Intel comes back to earth after a lackluster earnings forecast. The struggling chipmaker that got a cash infusion from the U.S. government last year—and recently saw its stock price get a lift after President Donald Trump hailed a meeting with CEO Lip-Bu Tan—found itself grounded in reality again after forecasting first-quarter profits and revenue that missed Wall Street’s expectations. Intel also acknowledged that while orders soared in the wake of the U.S. government’s endorsement, the company wasn’t prepared for the spike in demand, because it had spent months cutting capacity on older production lines, according to The Wall Street Journal. “We are on a multiyear journey,” said Tan. “It will take time and resolve.”

EU regulators probe X over sexualized AI images. Regulators in the European Union have launched an investigation into Elon Musk’s X after authorities say the social media platform failed to stop the spread of AI-generated sexualized images. The EU has said that X is being investigated for possibly violating the region’s Digital Services Act, which went into full effect in 2024 to put greater pressure on social media networks, app stores, and other online platforms to address illegal and harmful content, among other measures. X was already fined close to $140 million late last year for breaching the Digital Services Act, in that ruling due to a lack of transparency about advertising, failure to provide access to public data to researchers, and a lack of clarity about the verification of blue verification badges.

Nvidia invests $2 billion more into CoreWeave. Bloomberg reports that AI chipmaker Nvidia is pumping more money into CoreWeave to help the cloud computing company accelerate efforts to build more than 5 gigawatts of AI factories by 2030. “Together, we’re racing to meet extraordinary demand for Nvidia AI factories — the foundation  of the AI industrial revolution,” Jensen Huang, founder and CEO of Nvidia, said in a statement. The pair are already closely linked: before the latest investment, Nvidia was the fourth-largest holder of CoreWeave shares. Additionally, Nvidia has previously agreed to buy more than $6 billion in CoreWeave’s services through 2032.

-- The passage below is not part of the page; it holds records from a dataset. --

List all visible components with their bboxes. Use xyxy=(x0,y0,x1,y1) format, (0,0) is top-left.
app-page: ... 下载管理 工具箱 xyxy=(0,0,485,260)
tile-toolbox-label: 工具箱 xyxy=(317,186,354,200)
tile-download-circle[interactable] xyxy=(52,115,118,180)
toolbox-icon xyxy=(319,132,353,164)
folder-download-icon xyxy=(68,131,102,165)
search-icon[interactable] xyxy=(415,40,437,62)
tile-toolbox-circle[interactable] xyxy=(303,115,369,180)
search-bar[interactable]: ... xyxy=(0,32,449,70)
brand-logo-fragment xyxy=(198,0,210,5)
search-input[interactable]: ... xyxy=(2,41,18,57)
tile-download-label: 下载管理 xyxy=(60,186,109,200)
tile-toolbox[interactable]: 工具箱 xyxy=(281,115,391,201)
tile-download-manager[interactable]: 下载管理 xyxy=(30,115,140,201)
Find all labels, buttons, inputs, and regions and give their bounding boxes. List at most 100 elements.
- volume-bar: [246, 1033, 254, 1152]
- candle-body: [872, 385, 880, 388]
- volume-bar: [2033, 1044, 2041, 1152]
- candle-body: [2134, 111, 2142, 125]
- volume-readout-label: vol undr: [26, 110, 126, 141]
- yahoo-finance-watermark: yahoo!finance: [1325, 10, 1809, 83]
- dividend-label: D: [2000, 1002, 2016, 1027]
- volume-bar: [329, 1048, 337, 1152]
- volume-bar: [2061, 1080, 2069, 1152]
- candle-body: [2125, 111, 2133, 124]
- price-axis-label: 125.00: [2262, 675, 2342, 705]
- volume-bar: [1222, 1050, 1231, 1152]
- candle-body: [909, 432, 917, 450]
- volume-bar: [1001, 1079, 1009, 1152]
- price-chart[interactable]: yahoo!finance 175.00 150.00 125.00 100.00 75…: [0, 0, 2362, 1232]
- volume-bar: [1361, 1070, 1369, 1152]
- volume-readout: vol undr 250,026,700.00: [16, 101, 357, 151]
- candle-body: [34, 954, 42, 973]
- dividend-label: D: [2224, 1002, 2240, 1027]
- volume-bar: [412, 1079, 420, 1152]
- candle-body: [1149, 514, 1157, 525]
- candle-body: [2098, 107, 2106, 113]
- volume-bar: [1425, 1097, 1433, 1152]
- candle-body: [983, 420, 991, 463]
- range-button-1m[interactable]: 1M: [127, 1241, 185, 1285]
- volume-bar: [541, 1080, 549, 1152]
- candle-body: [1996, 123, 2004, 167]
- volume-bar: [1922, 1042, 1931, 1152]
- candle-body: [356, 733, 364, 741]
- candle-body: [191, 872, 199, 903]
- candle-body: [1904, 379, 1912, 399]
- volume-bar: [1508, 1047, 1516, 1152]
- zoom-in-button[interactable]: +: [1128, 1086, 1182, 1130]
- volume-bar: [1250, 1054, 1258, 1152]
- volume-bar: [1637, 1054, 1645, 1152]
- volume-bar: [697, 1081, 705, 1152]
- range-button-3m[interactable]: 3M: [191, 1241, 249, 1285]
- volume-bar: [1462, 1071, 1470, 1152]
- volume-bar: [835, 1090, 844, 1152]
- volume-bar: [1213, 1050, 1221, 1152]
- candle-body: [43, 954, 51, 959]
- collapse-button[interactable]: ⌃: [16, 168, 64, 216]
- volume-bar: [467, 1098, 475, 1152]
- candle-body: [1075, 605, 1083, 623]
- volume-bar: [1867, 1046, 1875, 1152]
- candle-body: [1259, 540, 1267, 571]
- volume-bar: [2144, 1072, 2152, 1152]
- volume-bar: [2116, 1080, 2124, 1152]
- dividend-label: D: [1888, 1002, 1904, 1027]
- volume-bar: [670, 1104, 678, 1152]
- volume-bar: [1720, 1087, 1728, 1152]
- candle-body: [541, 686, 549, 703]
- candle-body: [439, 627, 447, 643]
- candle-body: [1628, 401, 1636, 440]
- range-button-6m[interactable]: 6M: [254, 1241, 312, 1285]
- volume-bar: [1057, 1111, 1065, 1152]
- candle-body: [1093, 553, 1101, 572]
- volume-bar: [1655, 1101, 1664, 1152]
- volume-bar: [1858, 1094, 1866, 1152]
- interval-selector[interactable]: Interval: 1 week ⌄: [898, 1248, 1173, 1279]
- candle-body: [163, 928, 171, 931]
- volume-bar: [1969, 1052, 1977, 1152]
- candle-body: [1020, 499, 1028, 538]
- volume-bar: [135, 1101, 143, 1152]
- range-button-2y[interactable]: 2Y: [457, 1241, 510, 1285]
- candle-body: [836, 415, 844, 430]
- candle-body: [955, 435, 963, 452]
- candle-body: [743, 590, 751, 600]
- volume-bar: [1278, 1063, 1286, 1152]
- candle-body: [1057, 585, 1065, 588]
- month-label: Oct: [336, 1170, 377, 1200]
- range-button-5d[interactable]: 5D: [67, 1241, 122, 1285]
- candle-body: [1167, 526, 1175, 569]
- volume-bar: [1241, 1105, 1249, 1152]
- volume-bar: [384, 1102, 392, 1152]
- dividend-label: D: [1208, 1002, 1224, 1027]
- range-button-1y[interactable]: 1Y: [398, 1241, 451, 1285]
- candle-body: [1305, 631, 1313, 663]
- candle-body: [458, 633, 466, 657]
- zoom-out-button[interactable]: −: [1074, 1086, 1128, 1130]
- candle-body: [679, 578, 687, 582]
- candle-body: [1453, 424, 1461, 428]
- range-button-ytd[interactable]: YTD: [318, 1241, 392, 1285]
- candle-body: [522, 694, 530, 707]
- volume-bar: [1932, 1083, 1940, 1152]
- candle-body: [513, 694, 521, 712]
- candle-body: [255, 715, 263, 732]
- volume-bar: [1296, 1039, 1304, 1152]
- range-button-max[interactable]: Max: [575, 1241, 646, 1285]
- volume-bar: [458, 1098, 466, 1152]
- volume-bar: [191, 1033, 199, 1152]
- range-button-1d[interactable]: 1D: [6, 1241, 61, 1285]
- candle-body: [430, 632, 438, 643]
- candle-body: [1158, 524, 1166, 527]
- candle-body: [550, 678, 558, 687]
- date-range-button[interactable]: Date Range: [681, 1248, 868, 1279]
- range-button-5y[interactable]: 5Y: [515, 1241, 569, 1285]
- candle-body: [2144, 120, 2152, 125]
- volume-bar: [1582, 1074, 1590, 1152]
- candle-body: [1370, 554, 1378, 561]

Why are so many people talking about an AI-built web browser that kinda works? Fortune reports on the curious case at coding startup Cursor, which recently disclosed that a group of AI agents were able to build a web browser while working on the task uninterrupted over the course of a week, without any human intervention. While a sort-of-working web browser isn’t a major technological breakthrough on its own, the progress of AI agents moving from limited tasks, or performing complex tasks that stretch across multiple days, rather than mere minutes for many AI-enabled tasks, is of note. The lesson learned here: Jonas Nelle, an engineer at Cursor, told Fortune that as AI models get better, engineers and researchers should revisit their assumptions every few months about what AI models can do.